Skenario Kementan yang diungkapkan Mentan Syahrul Yasin Limpo April 2020 (optimis, moderat, dan pesimis) dengan tujuan menjaga neraca pangan nasional tetap terkendali dapat dioptimalkan dengan cara mulai belajar mengelola sumber-sumber pangan sejak hulu ke hilir bersama-sama dengan pihak swasta sehingga tercipta kolaborasi inklusif bagi pengelolaan SDA pertanian yang efisien namun berkualitas. 

Pertama, pengelolaan manajemen berbasis teknologi mutakhir yang dapat mendorong peningkatan kualitas dan kuantitas beras dan komoditi bahan pokok lainnya (misalnya, sagu) sangat penting sehingga hasil panen komoditi meningkat dan berkualitas baik.

Pangan yang banyak namun berkualitas penting untuk meredam gejolak kenaikan harga pangan ditengah pandemi. Investasi dapat mendorong percepatan pengembangan teknologi di bidang tersebut.

Kedua, untuk menekan impor ada baiknya pemerintah harus lebih gencar mengurangi pembebasan lahan pertanian untuk kepentingan komersial (contohnya seperti pembangunan rumah, mall, pusat hiburan) kecuali kepentingan atas nama negara (seperti pembangunan jalan tol).

Investor kemungkinan besar akan memilih untuk berinvestasi apabila terdapat peningkatan manajemen pertanian yang semakin baik dilengkapi dengan agribisnis berbasis teknologi tinggi.

Maka dari itu, pemerintah perlu untuk semakin mendorong investasi bidang pertanian masuk karena kerja sama yang baik dan sinergis antara pemerintah-swasta akan berlandaskan asas kepercayaan, saling menghargai, dan transparansi akan mendukung komitmen yang telah dicanangkan pemerintah di AMAF.

Selain itu, produk-produk Indonesia berorientasi ekspor seperti karet dan kelapa sawit perlu dipadukan dengan adanya penggunaan teknologi tinggi yang dapat dikembangkan oleh bagian penelitian dan pengembangan (RnD) Kementan.

Ketika hal-hal diatas terpenuhi maka food security sebagai salah satu bentuk keamanan non-perang dapat tercapai dengan mudah. Terpenuhinya food security akan meningkatkan peluang kerja sekaligus mendorong pertumbuhan ekonomi.

Manajemen pertanian yang baik juga perlu mendukung adanya ketahanan pangan sesuai SDGs 2030 yang telah ditetapkan negara-negara anggota PBB pada 2015 lalu. Poin-poin SDGs 2030 yang dapat terdampak langsung dengan adanya kelola manajemen pertanian yang mumpuni dari Indonesia adalah pengetasan kemiskinan, menyudahi kelaparan, dan perbaikan kesehatan masyarakat.

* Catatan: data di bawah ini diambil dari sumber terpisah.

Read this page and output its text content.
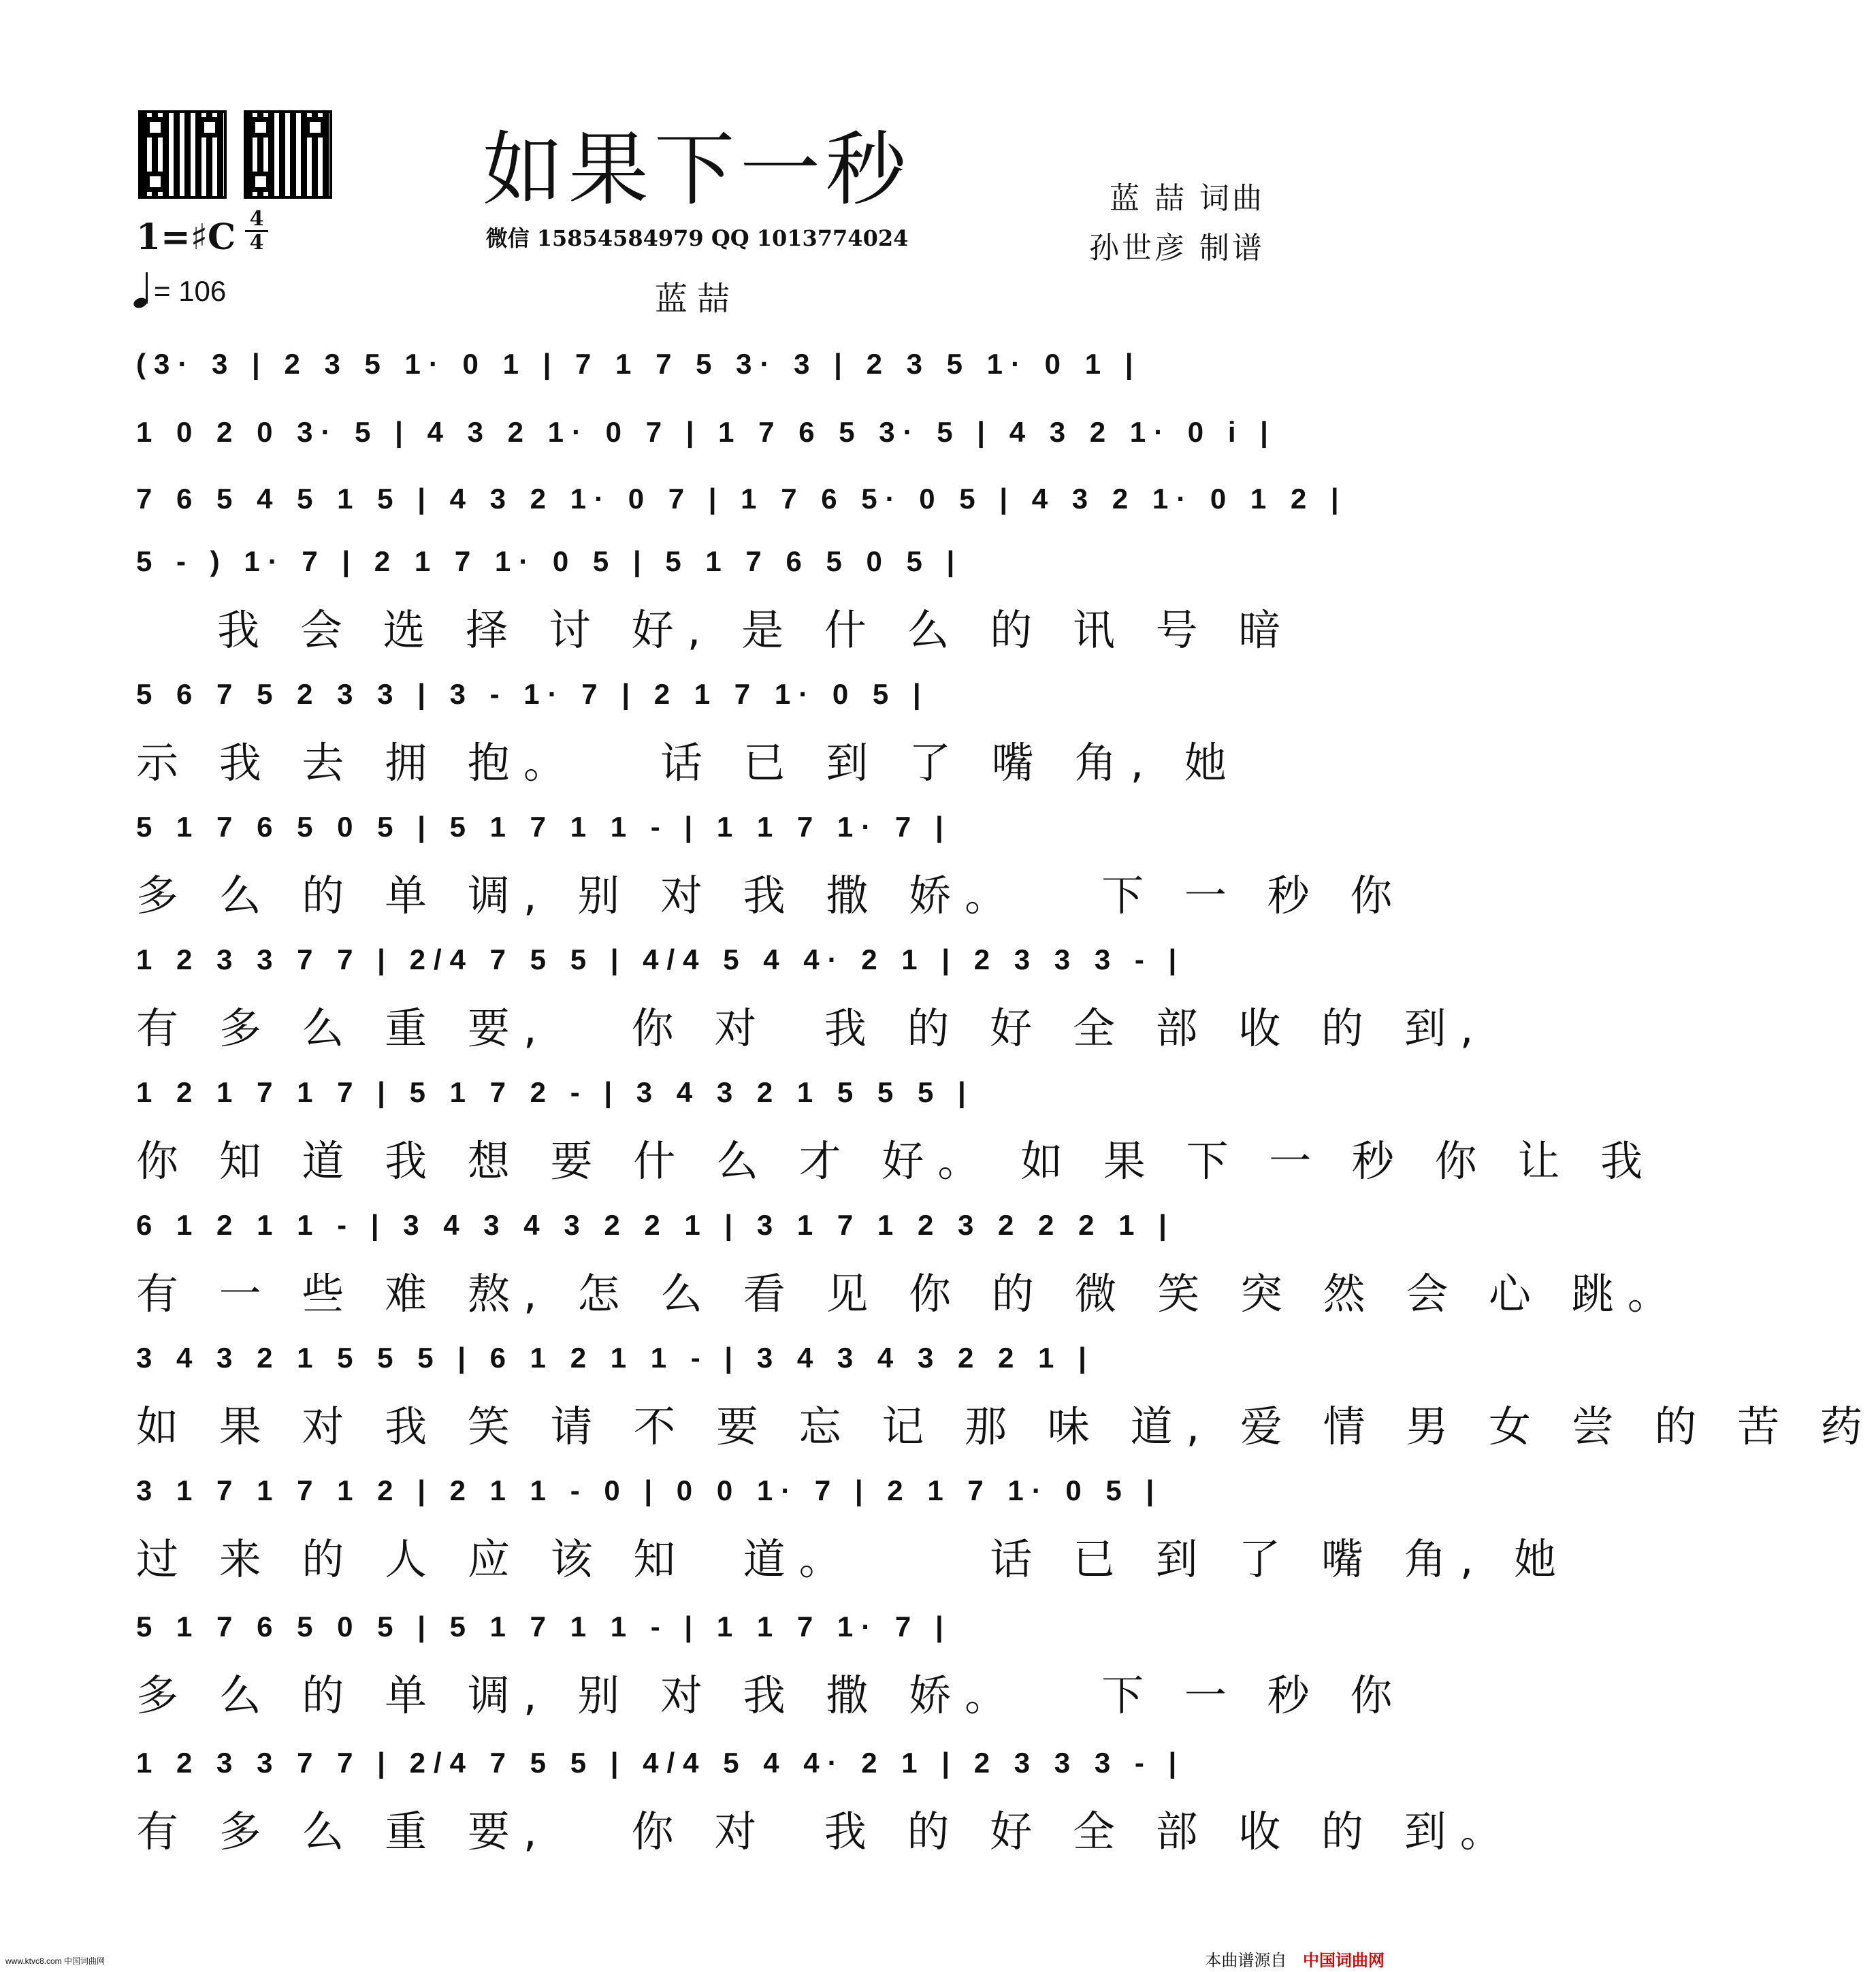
如果下一秒
微信 15854584979 QQ 1013774024
蓝喆
蓝 喆 词曲
孙世彦 制谱
1=♯C 4
4
= 106
(3· 3 | 2 3 5 1· 0 1 | 7 1 7 5 3· 3 | 2 3 5 1· 0 1 |
1 0 2 0 3· 5 | 4 3 2 1· 0 7 | 1 7 6 5 3· 5 | 4 3 2 1· 0 i |
7 6 5 4 5 1 5 | 4 3 2 1· 0 7 | 1 7 6 5· 0 5 | 4 3 2 1· 0 1 2 |
5 - ) 1· 7 | 2 1 7 1· 0 5 | 5 1 7 6 5 0 5 |
我 会 选 择 讨 好, 是 什 么 的 讯 号 暗
5 6 7 5 2 3 3 | 3 - 1· 7 | 2 1 7 1· 0 5 |
示 我 去 拥 抱。   话 已 到 了 嘴 角, 她
5 1 7 6 5 0 5 | 5 1 7 1 1 - | 1 1 7 1· 7 |
多 么 的 单 调, 别 对 我 撒 娇。   下 一 秒 你
1 2 3 3 7 7 | 2/4 7 5 5 | 4/4 5 4 4· 2 1 | 2 3 3 3 - |
有 多 么 重 要,   你 对  我 的 好 全 部 收 的 到,
1 2 1 7 1 7 | 5 1 7 2 - | 3 4 3 2 1 5 5 5 |
你 知 道 我 想 要 什 么 才 好。 如 果 下 一 秒 你 让 我
6 1 2 1 1 - | 3 4 3 4 3 2 2 1 | 3 1 7 1 2 3 2 2 2 1 |
有 一 些 难 熬, 怎 么 看 见 你 的 微 笑 突 然 会 心 跳。
3 4 3 2 1 5 5 5 | 6 1 2 1 1 - | 3 4 3 4 3 2 2 1 |
如 果 对 我 笑 请 不 要 忘 记 那 味 道, 爱 情 男 女 尝 的 苦 药
3 1 7 1 7 1 2 | 2 1 1 - 0 | 0 0 1· 7 | 2 1 7 1· 0 5 |
过 来 的 人 应 该 知  道。     话 已 到 了 嘴 角, 她
5 1 7 6 5 0 5 | 5 1 7 1 1 - | 1 1 7 1· 7 |
多 么 的 单 调, 别 对 我 撒 娇。   下 一 秒 你
1 2 3 3 7 7 | 2/4 7 5 5 | 4/4 5 4 4· 2 1 | 2 3 3 3 - |
有 多 么 重 要,   你 对  我 的 好 全 部 收 的 到。
www.ktvc8.com 中国词曲网	本曲谱源自 中国词曲网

Sedangkan dampak tidak langsung dari hal-hal tersebut adalah perbaikan kualitas pendidikan (salah satunya rakyat fokus untuk belajar karena tidak kelaparan), inovasi industri, dan pertumbuhan ekonomi. Tidak hanya SDGs 2030, namun ASEAN Vision 2025 yang dibuat juga pada 2015 mendorong integrasi pasar ASEAN yang lebih kuat dan keterlibatan lebih banyak pihak seperti masyarakat dan investor negara-negara anggota ASEAN didalamnya.

Hal ini didukung oleh sinergi 3 kerangka kerja ASEAN seperti Komunitas Ekonomi ASEAN (AEC), Komunitas Sosial-Budaya ASEAN (ASCC), dan Komunitas Politik Keamanan ASEAN (APSC) dalam upaya mendorong kemajuan perekonomian negara-negara ASEAN termasuk Indonesia pada 2025-2030 (Sumber: White Paper, Efficient Agriculture, Stronger Economies in ASEAN by Syngenta and BCSD).